We Gotta Get Out of This Place (UK Rating: 15)
Has Texas become the one of the crime hot spots of the world? This year's spate of noir thrillers set in the Lone Star state seems to point that way, and We Gotta Get Out of This Place looks like being the best of the bunch so far.Exactly thirty years ago a noir thriller, boasting the tag-line "Dead in the heart of Texas," announced the arrival of the best known brothers in contemporary film-making: Joel and Ethan Coen. They can't have known what they started with Blood Simple, but, over the years, it's inspired a whole clutch of films in a similar vein, the latest of which is We Gotta Get Out of This Place (released in the UK on Friday, 15th August). Coincidentally, it also marks the arrival of another pair of director brothers, Simon and Zeke Hawkins.
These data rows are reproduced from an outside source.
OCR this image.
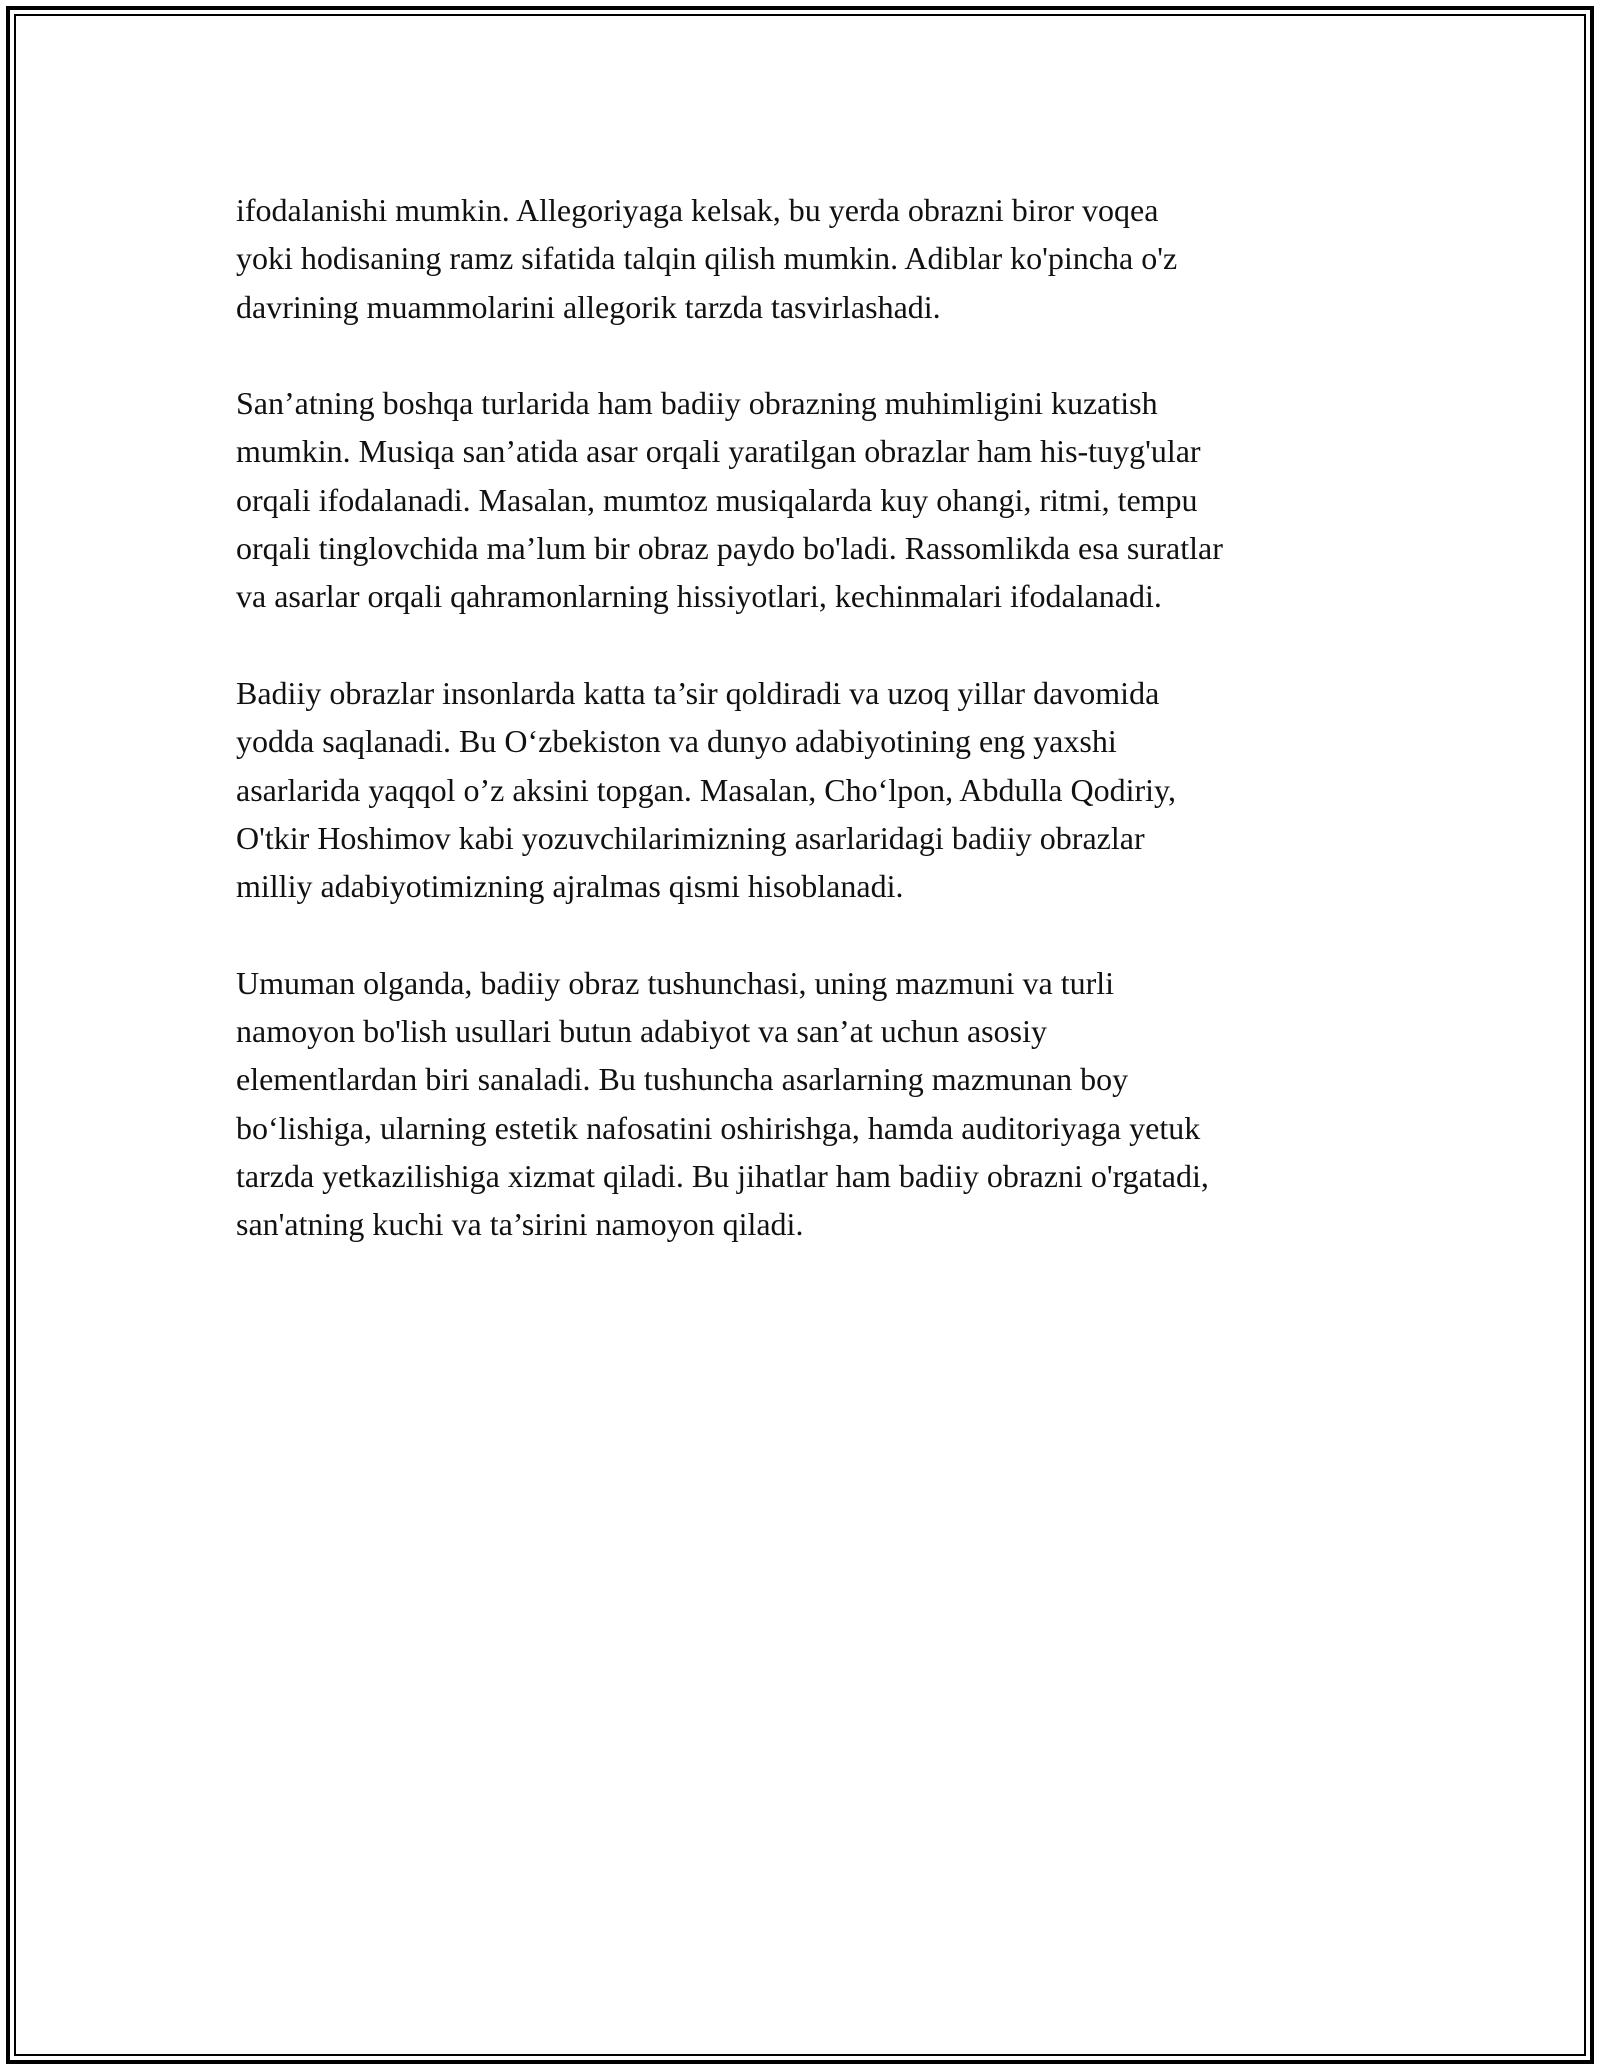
ifodalanishi mumkin. Allegoriyaga kelsak, bu yerda obrazni biror voqea
yoki hodisaning ramz sifatida talqin qilish mumkin. Adiblar ko'pincha o'z
davrining muammolarini allegorik tarzda tasvirlashadi.

San’atning boshqa turlarida ham badiiy obrazning muhimligini kuzatish
mumkin. Musiqa san’atida asar orqali yaratilgan obrazlar ham his-tuyg'ular
orqali ifodalanadi. Masalan, mumtoz musiqalarda kuy ohangi, ritmi, tempu
orqali tinglovchida ma’lum bir obraz paydo bo'ladi. Rassomlikda esa suratlar
va asarlar orqali qahramonlarning hissiyotlari, kechinmalari ifodalanadi.

Badiiy obrazlar insonlarda katta ta’sir qoldiradi va uzoq yillar davomida
yodda saqlanadi. Bu O‘zbekiston va dunyo adabiyotining eng yaxshi
asarlarida yaqqol o’z aksini topgan. Masalan, Cho‘lpon, Abdulla Qodiriy,
O'tkir Hoshimov kabi yozuvchilarimizning asarlaridagi badiiy obrazlar
milliy adabiyotimizning ajralmas qismi hisoblanadi.

Umuman olganda, badiiy obraz tushunchasi, uning mazmuni va turli
namoyon bo'lish usullari butun adabiyot va san’at uchun asosiy
elementlardan biri sanaladi. Bu tushuncha asarlarning mazmunan boy
bo‘lishiga, ularning estetik nafosatini oshirishga, hamda auditoriyaga yetuk
tarzda yetkazilishiga xizmat qiladi. Bu jihatlar ham badiiy obrazni o'rgatadi,
san'atning kuchi va ta’sirini namoyon qiladi.
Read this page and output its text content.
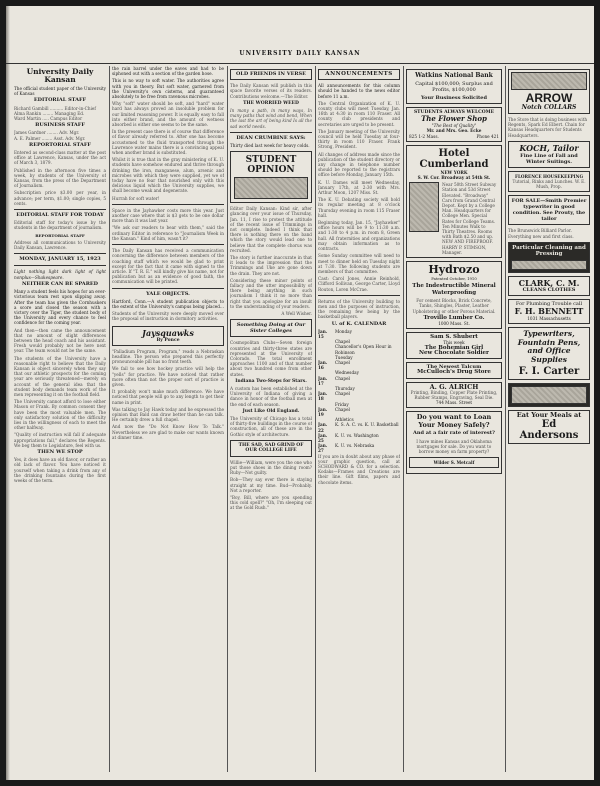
UNIVERSITY DAILY KANSAN
University Daily Kansan

The official student paper of the University of Kansas

EDITORIAL STAFF

Richard Gambill .......... Editor-in-Chief
Alma Rankin ........ Managing Ed.
Ward Martin ..... Campus Editor

BUSINESS STAFF

James Gardner ........ Adv. Mgr.
A. E. Palmer ........ Asst. Adv. Mgr.

REPORTORIAL STAFF

Entered as second-class matter at the post office at Lawrence, Kansas, under the act of March 3, 1879.

Published in the afternoon five times a week, by students of the University of Kansas, from the press of the Department of Journalism.

Subscription price $3.00 per year, in advance; per term, $1.00; single copies, 5 cents.

EDITORIAL STAFF FOR TODAY

Editorial staff for today's issue by the students in the department of journalism.

REPORTORIAL STAFF

Address all communications to University Daily Kansan, Lawrence.

MONDAY, JANUARY 15, 1923

Light nothing light dark light of light nonplus—Shakespeare.

NEITHER CAN BE SPARED

Many a student feels his hopes for an ever-victorious team rest upon slipping away. After the team has given the Cornhuskers a score and closed the season with a victory over the Tiger, the student body of the University and every chance to feel confidence for the coming year.

And then—then came the announcement that no amount of slight differences between the head coach and his assistant. Fresh would probably not be here next year. The team would not be the same.

The students of the University have a reasonable right to believe that the Daily Kansan is object sincerely when they say that our athletic prospects for the coming year are seriously threatened—merely on account of the general idea that the student body demands team work of the men representing it on the football field.

The University cannot afford to lose either Mason or Frank. By common consent they have been the most valuable men. The only satisfactory solution of the difficulty lies in the willingness of each to meet the other halfway.

"Quality of instruction will fall if adequate appropriations fail," declares the Regents. We beg them to Legislature, feel with us.

THEN WE STOP

Yes, it does have an old flavor, or rather an old lack of flavor. You have noticed it yourself when taking a drink from any of the drinking fountains during the first weeks of the term.

the rain barrel under the eaves and had to be siphoned out with a section of the garden hose.

This is no way to soft water. The authorities agree with you in theory. But soft water, garnered from the University's own cisterns, and guaranteed absolutely to be free from ravenous microbes.

Why "soft" water should be soft, and "hard" water hard has always proved an insoluble problem for our limited reasoning power. It is equally easy to fall into either brand, and the amount of wetness absorbed is either one seems to be the same.

In the present case there is of course that difference of flavor already referred to. After one has become accustomed to the fluid transported through the Lawrence water mains there is a convincing appeal when another brand is substituted.

Whilst it is true that in the gray ministering of K. U. students have somehow endured and thrive through drinking the iron, manganese, alum, arsenic and microbes with which they were supplied, yet we of today have no fear that nourished only with this delicious liquid which the University supplies, we shall become weak and degenerate.

Hurrah for soft water!

Space in the Jayhawker costs more this year. Just another case where that is $3 gets to be one dollar more than it was last year.

"We ask our readers to bear with them," said the ordinary Editor in reference to "Journalism Week in the Kansan." Kind of him, wasn't it?

The Daily Kansan has received a communication concerning the difference between members of the coaching staff which we would be glad to print except for the fact that it came with signed to the article. If "T. R. E." will kindly give his name, not for publication but as an evidence of good faith, the communication will be printed.

YALE OBJECTS.

Hartford, Conn.—A student publication objects to the extent of the University's campus being placed...

Students of the University were deeply moved over the proposal of instruction in dormitory activities.

Jaysquawks
By Ponce

"Palladium Program, Program," reads a Nebraskan headline. The person who prepared this perfectly pronounceable pill has no front teeth.

We fail to see how hockey practice will help the "yells" for practice. We have noticed that rather more often than not the proper sort of practice is given.

It probably won't make much difference. We have noticed that people will go to any length to get their name in print.

Was talking to Jay Hawk today and he expressed the opinion that Bald can draw better than he can talk. He certainly drew a full chapel.

And now the "Do Not Know How To Talk." Nevertheless we are glad to make our wants known at dinner time.

OLD FRIENDS IN VERSE

The Daily Kansan will publish in this space favorite verses of its readers. Contributions welcome.—The Editor.

THE WORRIED WEED

In many a path, in many ways, In many paths that wind and bend, When the last the art of being kind Is all the sad world needs.

DEAN CRUMBINE SAYS:

Thirty died last week for heavy colds.

STUDENT OPINION

Editor Daily Kansan: Kind sir, after glancing over your issue of Thursday, Jan. 11, I rise to protest the attitude of the recent issue of Trimmings in not complete. Indeed I think that there is nothing there on the band which the story would lead one to believe that the complete chorus was recruited.

The story is further inaccurate in that it leads to the impression that the Trimmings and Uke are gone down the drain. They are not.

Considering these minor points of fallacy and the utter impossibility of there being anything in such journalism I think it no more than right that you apologize for an insult to the understanding of your readers.

A Well Wisher.

Something Doing at Our Sister Colleges

Cosmopolitan Clubs—Seven foreign countries and thirty-three states are represented at the University of Colorado. The total enrollment approaches 1100 and of that number about two hundred come from other states.

Indiana Two-Steps for Stars.

A custom has been established at the University of Indiana of giving a dance in honor of the football men at the end of each season.

Just Like Old England.

The University of Chicago has a total of thirty-five buildings in the course of construction, all of these are in the Gothic style of architecture.

THE SAD, SAD GRIND OF OUR COLLEGE LIFE

Willie—William, were you the one who put those shoes in the dining room? Ruby—Not guilty.

Bob—They say ever there is staying straight at my time. Bud—Probably. Not a reporter.

"Boy, Bill, where are you spending this cold spell?" "Oh, I'm sleeping out at the Gold Rush."

ANNOUNCEMENTS

All announcements for this column should be handed to the news editor before 11 a.m.

The Central Organization of K. U. county clubs will meet Tuesday, Jan. 16th at 4:30 in room 110 Fraser. All county club presidents and secretaries are urged to be present.

The January meeting of the University council will be held Tuesday at four-thirty in room 110 Fraser. Frank Strong, President.

All changes of address made since the publication of the student directory or any change in telephone number should be reported to the registrars office before Monday, January 15th.

K. U. Dames will meet Wednesday, January 17th, at 2:30 with Mrs. Arthur Moon, 1207 Miss. St.

The K. U. Debating society will hold its regular meeting at 8 o'clock Thursday evening in room 115 Fraser hall.

Beginning today, Jan. 15, "Jayhawker" office hours will be 9 to 11:30 a.m. and 1:30 to 4 p.m. in room 8, Green hall. All fraternities and organizations may obtain information as to contracts.

Some Sunday committee will need to meet to dinner held on Tuesday night at 7:30. The following students are members of that committee.

Cast: Carol Jones, Annie Reinhold, Clifford Sollivan, George Carter, Lloyd Routon, Loren McCrae.

Returns of the University building to men and the purposes of instruction, the remaining few being by the basketball players.

U. of K. CALENDAR
Jan. 15
Monday
Chapel
Chancellor's Open Hour in Robinson
Tuesday
Jan. 16
Chapel
Wednesday
Jan. 17
Chapel
Thursday
Jan. 18
Chapel
Friday
Jan. 19
Chapel
Athletics
Jan. 22
K. S. A. C. vs. K. U. Basketball
Jan. 25
K. U. vs. Washington
Jan. 27
K. U. vs. Nebraska

If you are in doubt about any phase of your graphic question, call at SCHODWARD & CO. for a selection. Kodaks—Frames and Creations are their line. Gift films, papers and chocolate items.

Watkins National Bank
Capital $100,000; Surplus and Profits, $100,000
Your Business Solicited
STUDENTS ALWAYS WELCOME
The Flower Shop
"The Best of Quality"
Mr. and Mrs. Geo. Ecke
825 1-2 Mass.	Phone 421
Hotel Cumberland
NEW YORK
S. W. Cor. Broadway at 54th St.
Near 50th Street Subway Station and 53d Street Elevated. "Broadway" Cars from Grand Central Depot. Kept by a College Man. Headquarters for College Men. Special Rates for College Teams. Ten Minutes Walk to Thirty Theatres. Rooms with Bath $2.50 and up. NEW AND FIREPROOF. HARRY P. STIMSON, Manager.
Hydrozo
Patented October, 1910
The Indestructible Mineral Waterproofing
For cement Blocks, Brick Concrete, Tanks, Shingles, Plaster, Leather Upholstering or other Porous Material.
Trovillo Lumber Co.
1000 Mass. St.
Sam S. Shubert
This week
The Bohemian Girl
New Chocolate Soldier
The Newest Talcum
McCulloch's Drug Store
A. G. ALRICH
Printing, Binding, Copper Plate Printing, Rubber Stamps, Engraving, Seal Die.
744 Mass. Street
Do you want to Loan Your Money Safely?
And at a fair rate of interest?
I have mines Kansas and Oklahoma mortgages for sale. Do you want to borrow money on farm property?
Wilder S. Metcalf
ARROW
Notch COLLARS
The Store that is doing business with Regents, Spark Ed Elbert. Chain for Kansas Headquarters for Students Headquarters.
KOCH, Tailor
Fine Line of Fall and Winter Suitings.
FLORENCE HOUSEKEEPING
Tutorial, Rinks and Lunches. W. E. Mush, Prop.
FOR SALE—Smith Premier typewriter in good condition. See Prouty, the tailor
The Brunswick Billiard Parlor. Everything new and first class.
Particular Cleaning and Pressing
CLARK, C. M.
CLEANS CLOTHES
For Plumbing Trouble call
F. H. BENNETT
1031 Massachusetts
Typewriters, Fountain Pens, and Office Supplies
F. I. Carter
Eat Your Meals at
Ed Andersons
On top of that, it is the third piece of Texas noir this year, the others being the gorily gothic Blue Ruin and the convoluted Cold in July. We Gotta Get Out of This Place steers a straighter, less bloody path and, unusually, puts three teenagers at the centre of the action. Two of them, Sue (Mackenzie Davis) and Bobby (Jeremy Allen White), are about to go to college, leaving their friend, the less academic B. J. (Logan Huffman) behind. However, he's determined to mark their departure in style, so he raids the safe at work to pay for it. Inevitably, his boss, the sociopathic Giff (Mark Pellegrino), isn't best pleased and beats up the man he believes is responsible - the security guard. To save him, Bobby confesses to the robbery, and then discovers that the money didn't belong to Giff in the first place. Murder, betrayal, and kidnap all follow.
Giff is one of nastiest villains to find his way onto the screen this year, and that's primarily down to a riveting performance from Mark Pellegrino. Without a single redeeming feature and with a real penchant for manipulative mind games, he's the most memorable character in the film. There's a section just over half way when he's off-screen and, although the action doesn't flag in his absence, he is most definitely missed.
She's also the mouthpiece for one of the film's major themes: nothing is ever what it seems. The thought is planted early on in the film when Sue quotes the line from a book, and it's threaded throughout the movie. The theory is never totally proved and this frees up the Hawkins boys to deliver some sharp twists and turns, and to keep a couple of secrets up their sleeves, which they reveal in their own good time.